E para melhorar a situação, minha mãe estava desaparecida e eu não sabia nem se ela estava viva. Me encolhi contra a janela do carro, a culpa me corroendo gradualmente por dentro, olhando em silêncio para a mínima paisagem que mudava dos prédios para as árvores que cresciam ali. Era provavelmente uma vista muito bonita durante o dia, mas eu não me sentia bem o bastante para apreciar qualquer coisa naquele momento.

— Estamos quase chegando. — Henry falou, para ninguém em especial.

Observando pelo vidro embaçado da janela, notei o bosque ficar mais denso ao nos aproximarmos de Long Island e logo uma leve chuva começou a cair, o barulho familiar da chuva batendo contra o exterior do carro me ajudando a relaxar.

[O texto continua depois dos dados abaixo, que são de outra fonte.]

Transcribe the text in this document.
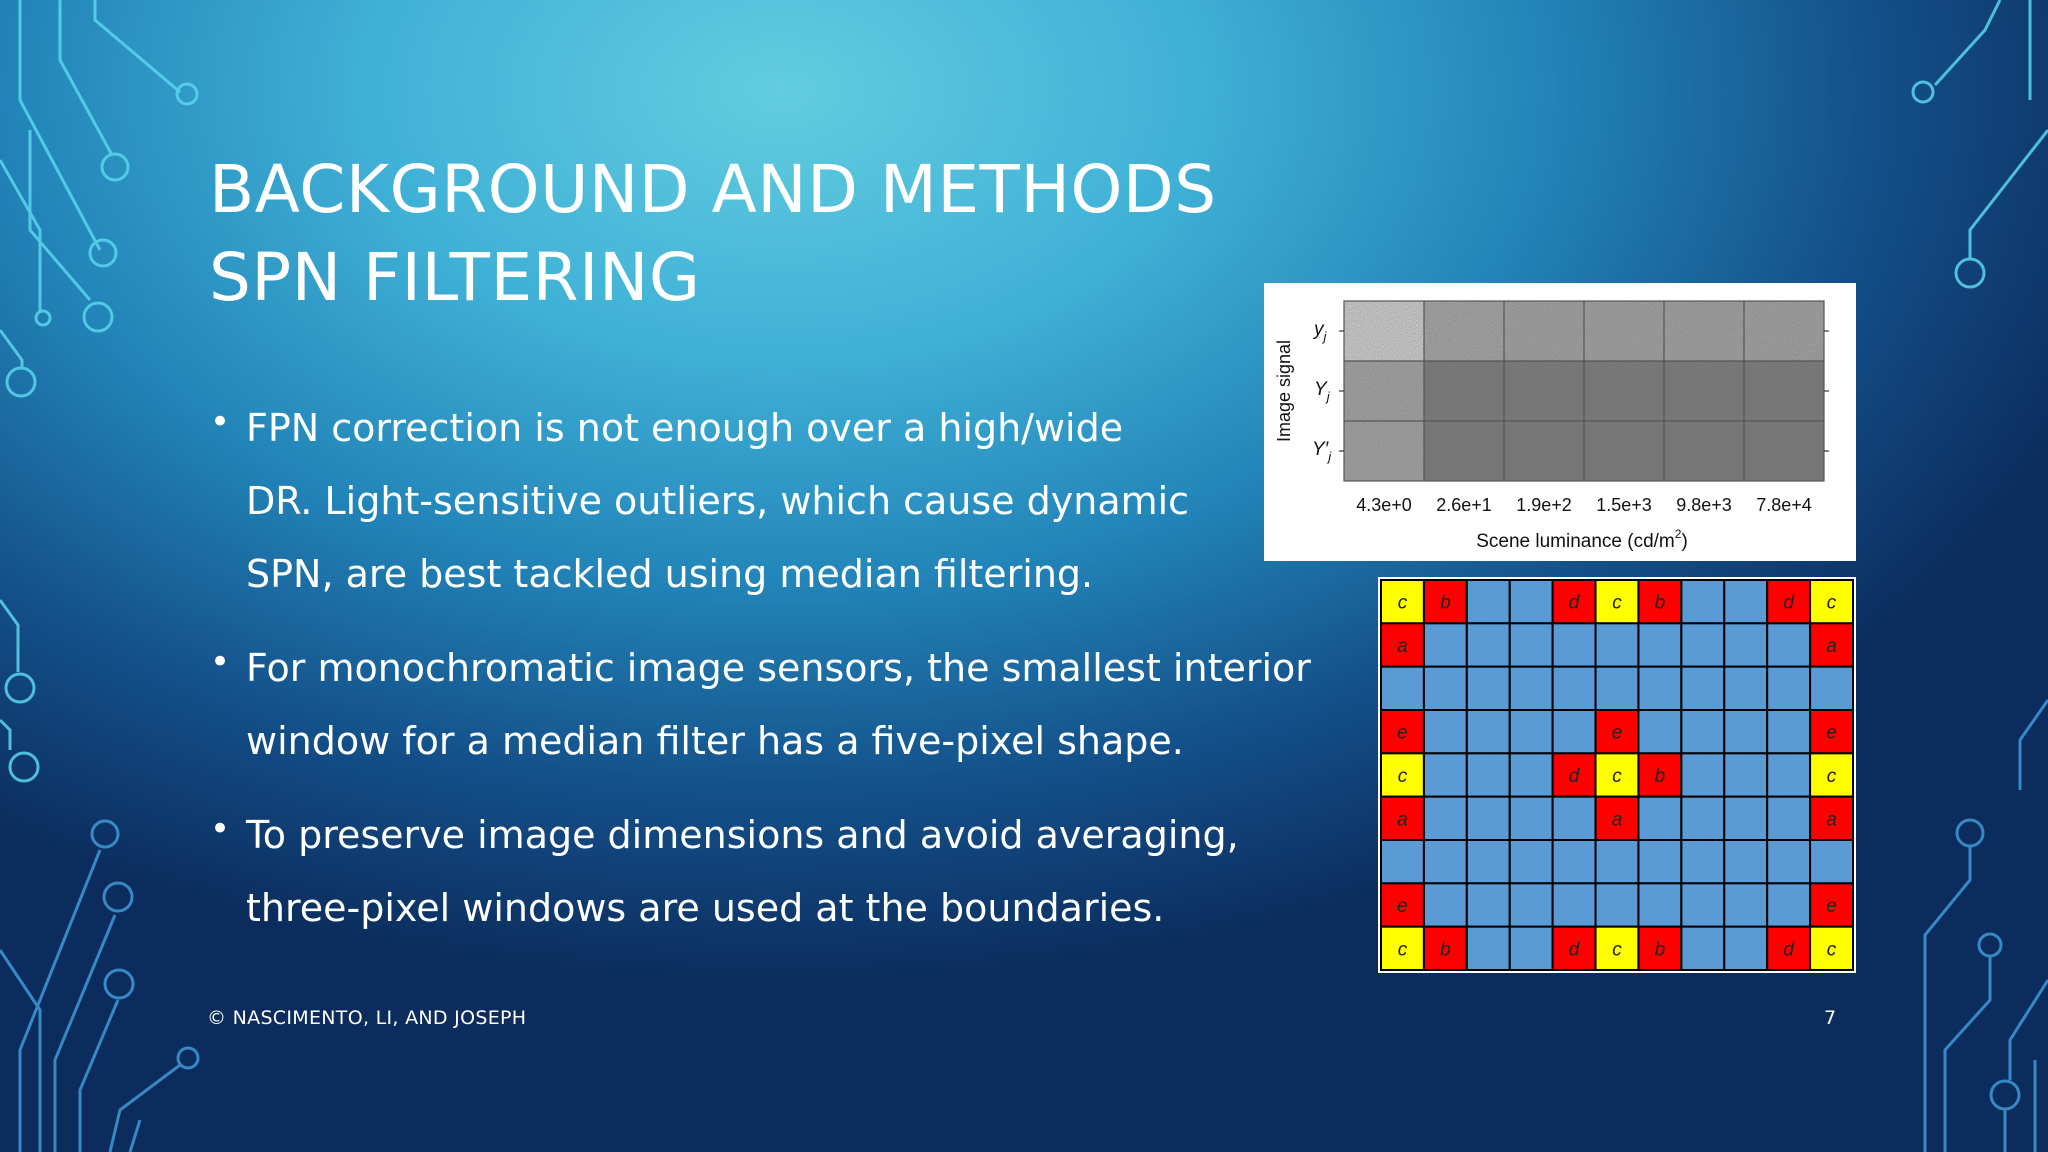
BACKGROUND AND METHODS
SPN FILTERING
• FPN correction is not enough over a high/wide
DR. Light-sensitive outliers, which cause dynamic
SPN, are best tackled using median filtering.
• For monochromatic image sensors, the smallest interior
window for a median filter has a five-pixel shape.
• To preserve image dimensions and avoid averaging,
three-pixel windows are used at the boundaries.
© NASCIMENTO, LI, AND JOSEPH	7
Image signal
$y_j$
$Y_j$
$Y'_j$
4.3e+0 2.6e+1 1.9e+2 1.5e+3 9.8e+3 7.8e+4
Scene luminance $(cd/m^2)$
c b	d c b	d c
a	a
e	e	e
c	d c b	c
a	a	a
e	e
c b	d c b	d c
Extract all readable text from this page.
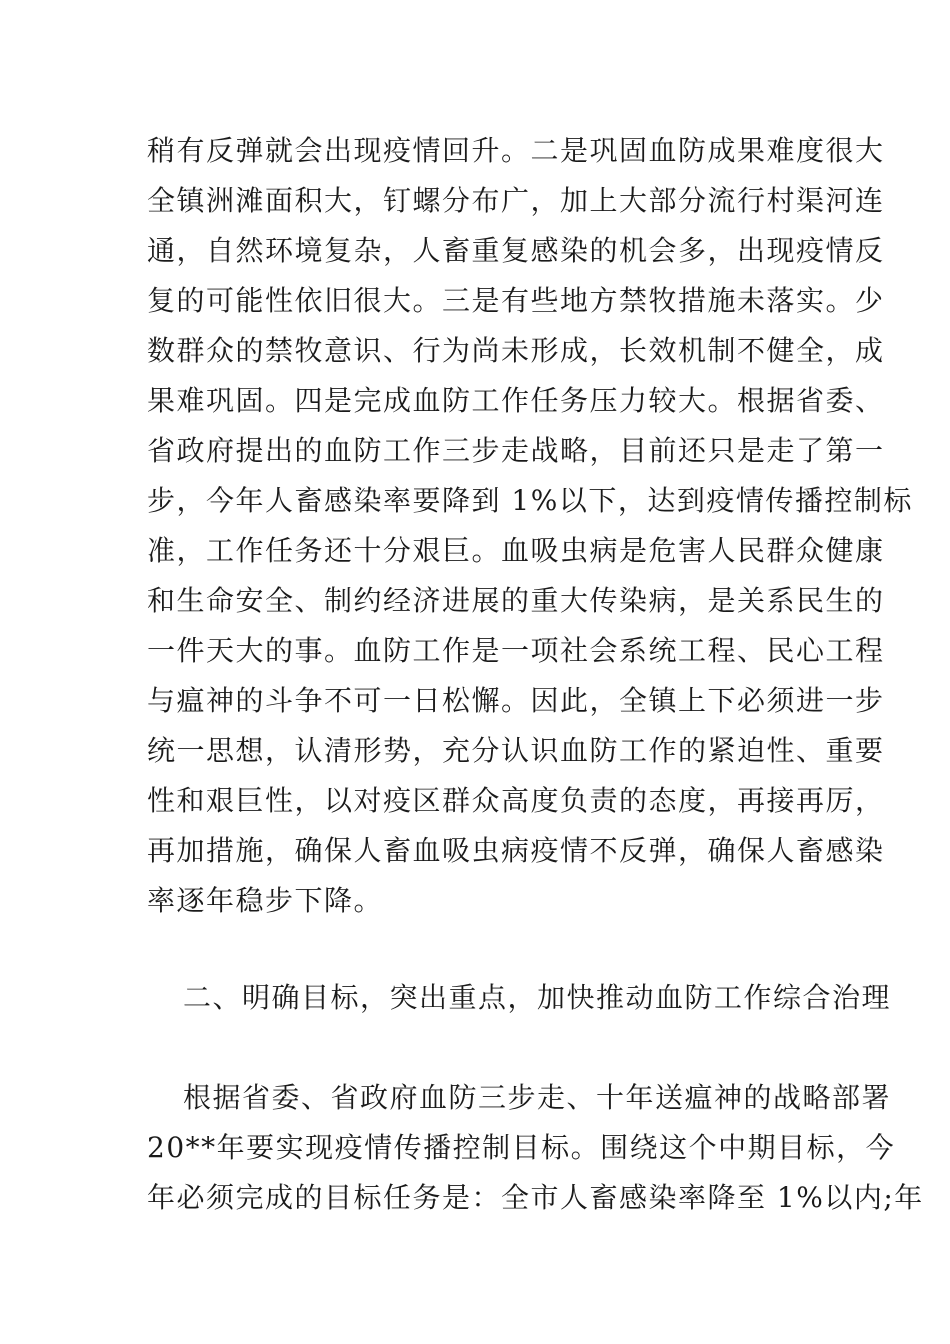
稍有反弹就会出现疫情回升。二是巩固血防成果难度很大
全镇洲滩面积大，钉螺分布广，加上大部分流行村渠河连
通，自然环境复杂，人畜重复感染的机会多，出现疫情反
复的可能性依旧很大。三是有些地方禁牧措施未落实。少
数群众的禁牧意识、行为尚未形成，长效机制不健全，成
果难巩固。四是完成血防工作任务压力较大。根据省委、
省政府提出的血防工作三步走战略，目前还只是走了第一
步，今年人畜感染率要降到 1%以下，达到疫情传播控制标
准，工作任务还十分艰巨。血吸虫病是危害人民群众健康
和生命安全、制约经济进展的重大传染病，是关系民生的
一件天大的事。血防工作是一项社会系统工程、民心工程
与瘟神的斗争不可一日松懈。因此，全镇上下必须进一步
统一思想，认清形势，充分认识血防工作的紧迫性、重要
性和艰巨性，以对疫区群众高度负责的态度，再接再厉，
再加措施，确保人畜血吸虫病疫情不反弹，确保人畜感染
率逐年稳步下降。
二、明确目标，突出重点，加快推动血防工作综合治理
根据省委、省政府血防三步走、十年送瘟神的战略部署
20**年要实现疫情传播控制目标。围绕这个中期目标，今
年必须完成的目标任务是：全市人畜感染率降至 1%以内;年
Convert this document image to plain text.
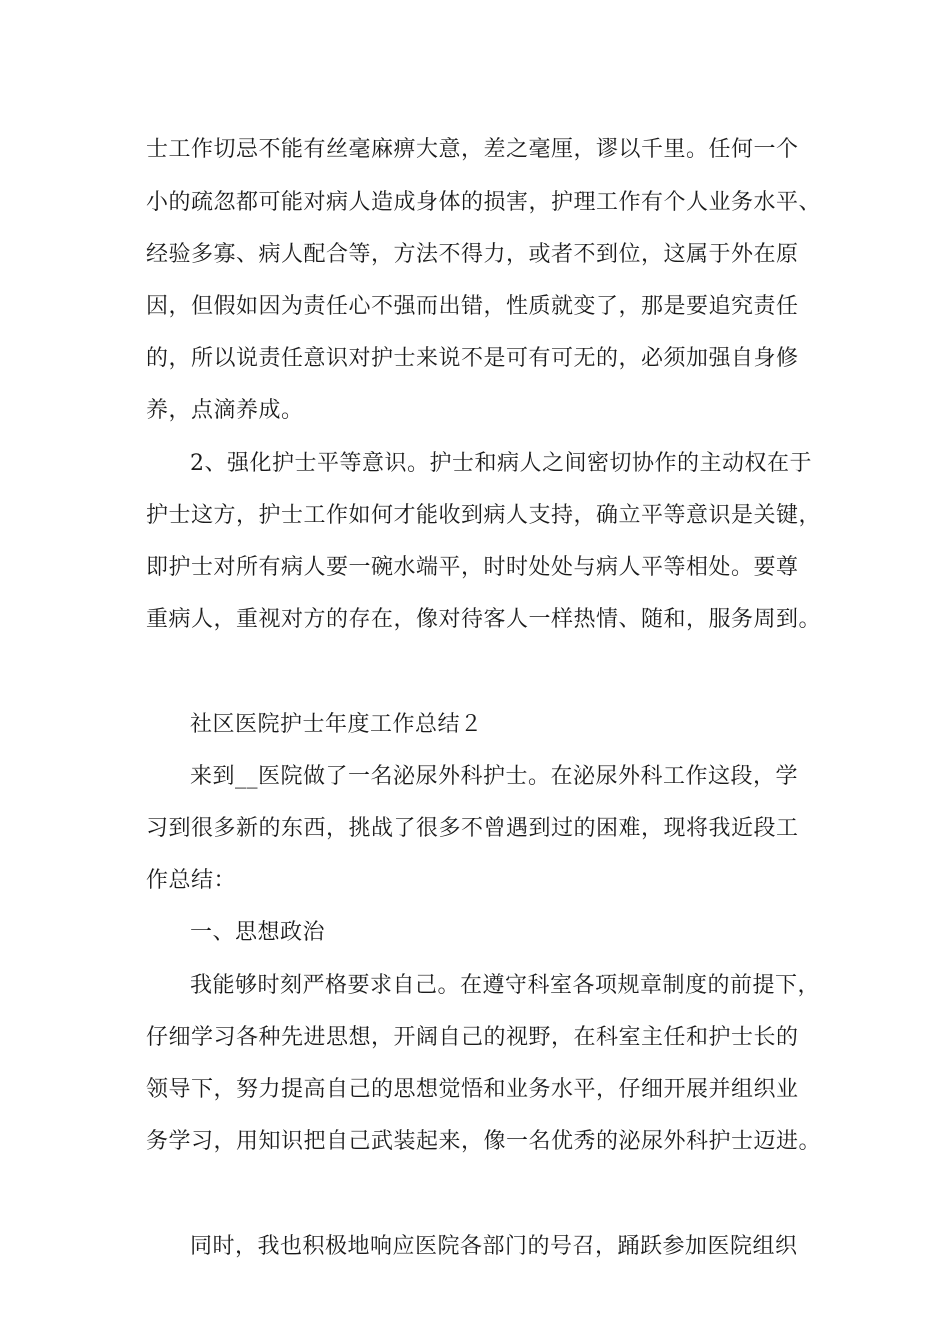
士工作切忌不能有丝毫麻痹大意，差之毫厘，谬以千里。任何一个
小的疏忽都可能对病人造成身体的损害，护理工作有个人业务水平、
经验多寡、病人配合等，方法不得力，或者不到位，这属于外在原
因，但假如因为责任心不强而出错，性质就变了，那是要追究责任
的，所以说责任意识对护士来说不是可有可无的，必须加强自身修
养，点滴养成。
2、强化护士平等意识。护士和病人之间密切协作的主动权在于
护士这方，护士工作如何才能收到病人支持，确立平等意识是关键，
即护士对所有病人要一碗水端平，时时处处与病人平等相处。要尊
重病人，重视对方的存在，像对待客人一样热情、随和，服务周到。
社区医院护士年度工作总结２
来到__医院做了一名泌尿外科护士。在泌尿外科工作这段，学
习到很多新的东西，挑战了很多不曾遇到过的困难，现将我近段工
作总结：
一、思想政治
我能够时刻严格要求自己。在遵守科室各项规章制度的前提下，
仔细学习各种先进思想，开阔自己的视野，在科室主任和护士长的
领导下，努力提高自己的思想觉悟和业务水平，仔细开展并组织业
务学习，用知识把自己武装起来，像一名优秀的泌尿外科护士迈进。
同时，我也积极地响应医院各部门的号召，踊跃参加医院组织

O conjunto de árvores formavam uma vasta paleta de diferentes tons de verde, mas mesmo forçando a vista, era difícil discernir muita coisa em meio ao breu e à chuva. Avançamos por alguns quilômetros até que Alex de repente pareceu resetar e se virou para olhar para a estrada atrás de nós, tão pálido que eu achei que ele poderia desmaiar a qualquer momento no banco.

— Alex?

— Tem alguma coisa errada. Estou sentindo um cheiro estranho, quase como se fosse de um...

Bang! Bang! Bang! Um barulho que parecia a caminhada mais bruta que eu já ouvira na vida soou em algum lugar atrás de nós e em menos de cinco segundos, algo pesado e grande pulou no capô do carro, fazendo o veículo quase ceder diante o peso da criatura. A frente afundou e por um momento tive a terrível sensação de que iríamos capotar. O pior era que eu não conseguia ver o que era nem se ainda estávamos na estrada ou não. Henry girou o volante violentamente com o susto e eu fui jogada em cima de Luke na curva, salva de bater contra o vidro pelo cinto de segurança. Algo pressionou contra a minha perna e eu ofeguei; a espada de bronze que Luke usou estava a milímetros de me causar um machucado grave.

A massa escura escorregou de cima do carro com mais facilidade do que eu esperava e foi somente ao ver os respingos da chuva que eu lembrei da tempestade que nos açoitava — agradeci mentalmente pelo mau tempo apesar do profundo estado de confusão e pânico em que eu me encontrava. Em uma tentativa de se segurar, ela enterrou as garras capazes de rasgar o mais espesso dos metais ao meio no capô, mas logo sumiu quando o veículo girou e guinou para a direita, fazendo-a se soltar. A pista estava molhada pela chuva quase torrencial que caía e o carro derrapou, rodando várias vezes até batermos de lado contra uma árvore na beira da estrada. O airbag amorteceu o impacto de Henry e Alex, mas eu não tive tanta sorte assim.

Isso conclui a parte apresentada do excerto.